Thanks for adding me in the loop @rossfarrugia, @daniel-woodie please feel free to reach out if you want a slot! Next one is currently planned for 9th May.

@manciniedoardo @rossfarrugia I'm in. We've worked some with Appsilon on a package extension to handle more complex derivations with {admiral}. We'll work to open source that in the next few weeks and can do a walk through at the next admiral community meeting. Interested in hearing feedback (thanks @kaz462 for connecting the dots here).

@daniel-woodie please do keep us in the loop. Look forward to hearing more and once open source we can discuss whether this extension should be put forward to pharmaverse too!
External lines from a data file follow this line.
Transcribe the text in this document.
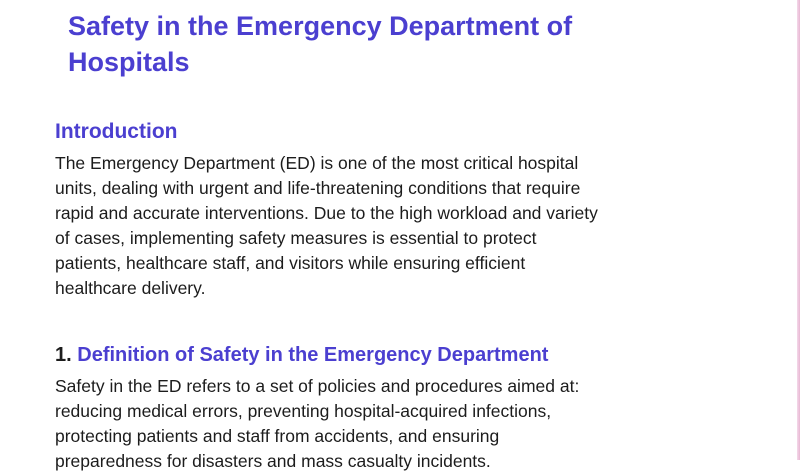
Safety in the Emergency Department of
Hospitals
Introduction

The Emergency Department (ED) is one of the most critical hospital
units, dealing with urgent and life-threatening conditions that require
rapid and accurate interventions. Due to the high workload and variety
of cases, implementing safety measures is essential to protect
patients, healthcare staff, and visitors while ensuring efficient
healthcare delivery.

1. Definition of Safety in the Emergency Department

Safety in the ED refers to a set of policies and procedures aimed at:
reducing medical errors, preventing hospital-acquired infections,
protecting patients and staff from accidents, and ensuring
preparedness for disasters and mass casualty incidents.
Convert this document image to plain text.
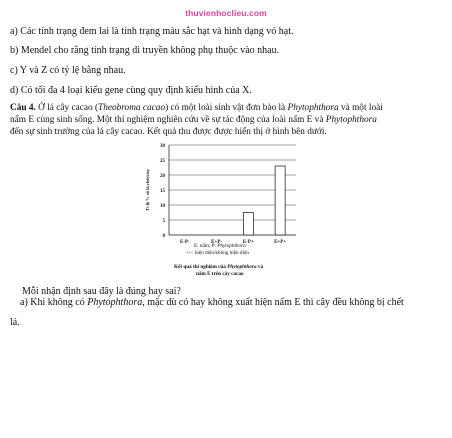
thuvienhoclieu.com
a) Các tính trạng đem lai là tính trạng màu sắc hạt và hình dạng vỏ hạt.
b) Mendel cho rằng tính trạng di truyền không phụ thuộc vào nhau.
c) Y và Z có tỷ lệ bằng nhau.
d) Có tối đa 4 loại kiểu gene cùng quy định kiểu hình của X.
Câu 4. Ở lá cây cacao (Theobroma cacao) có một loài sinh vật đơn bào là Phytophthora và một loài
nấm E cùng sinh sống. Một thí nghiệm nghiên cứu về sự tác động của loài nấm E và Phytophthora
đến sự sinh trưởng của lá cây cacao. Kết quả thu được được hiển thị ở hình bên dưới.
0
5
10
15
20
25
30
Tỉ lệ % số lá chết/cây
E-P-	E+P-	E-P+	E+P+
E: nấm; P: Phytophthora
+/-: hiện diện/không hiện diện
Kết quả thí nghiệm của Phytophthora và
nấm E trên cây cacao
Mỗi nhận định sau đây là đúng hay sai?
a) Khi không có Phytophthora, mặc dù có hay không xuất hiện nấm E thì cây đều không bị chết
lá.
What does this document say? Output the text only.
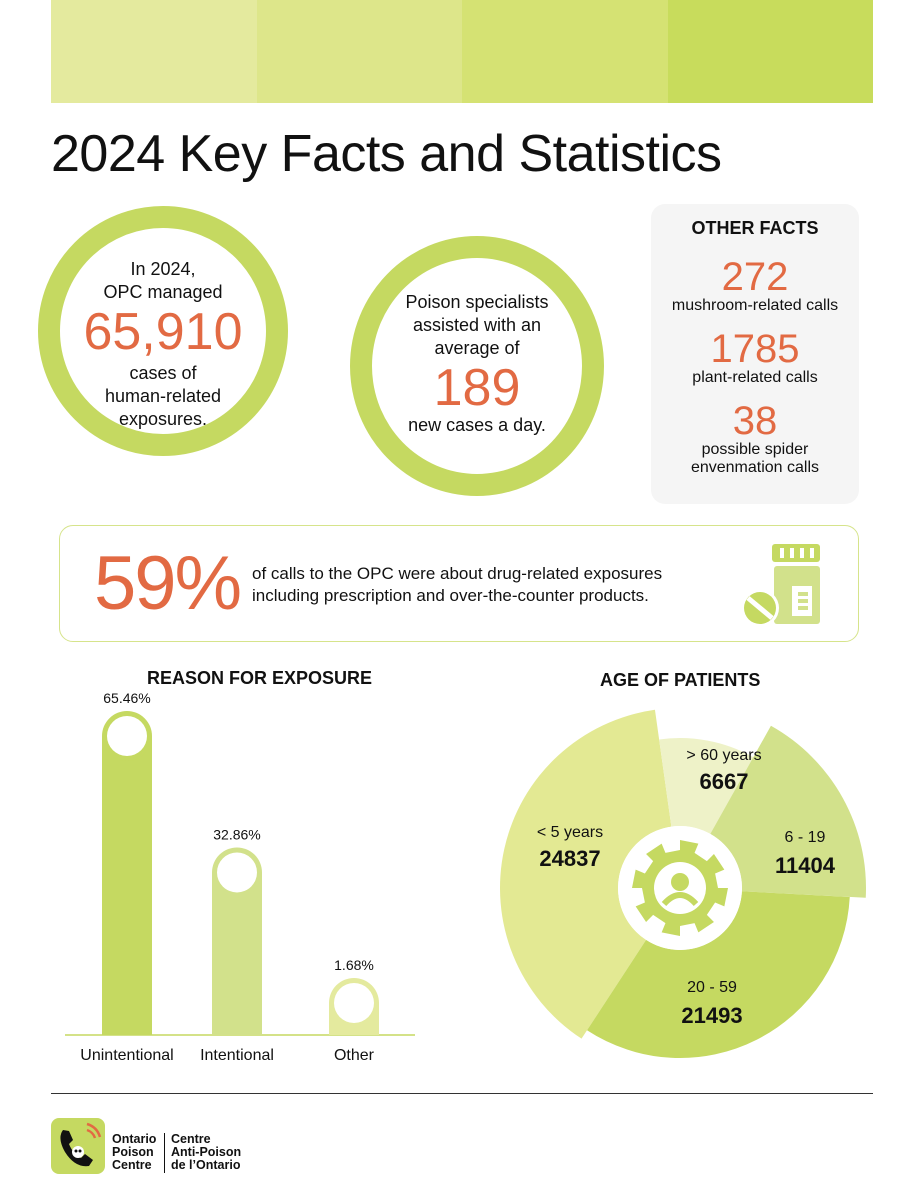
2024 Key Facts and Statistics
In 2024,
OPC managed
65,910
cases of
human-related
exposures.
Poison specialists
assisted with an
average of
189
new cases a day.
OTHER FACTS
272
mushroom-related calls
1785
plant-related calls
38
possible spider envenmation calls
59% of calls to the OPC were about drug-related exposures
including prescription and over-the-counter products.
REASON FOR EXPOSURE	AGE OF PATIENTS
65.46%
Unintentional
32.86%
Intentional
1.68%
Other
< 5 years
24837
> 60 years
6667
6 - 19
11404
20 - 59
21493
Ontario
Poison
Centre
Centre
Anti-Poison
de l’Ontario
@manciniedoardo @rossfarrugia I'm in. We've worked some with Appsilon on a package extension to handle more complex derivations with {admiral}. We'll work to open source that in the next few weeks and can do a walk through at the next admiral community meeting. Interested in hearing feedback (thanks @kaz462 for connecting the dots here).

Great! I'll be in touch 😄

@daniel-woodie I've sent you a message on Slack to connect re the community meeting :)

Hi @daniel-woodie - just checking you saw my slack message? Would love to feature you in our community meeting!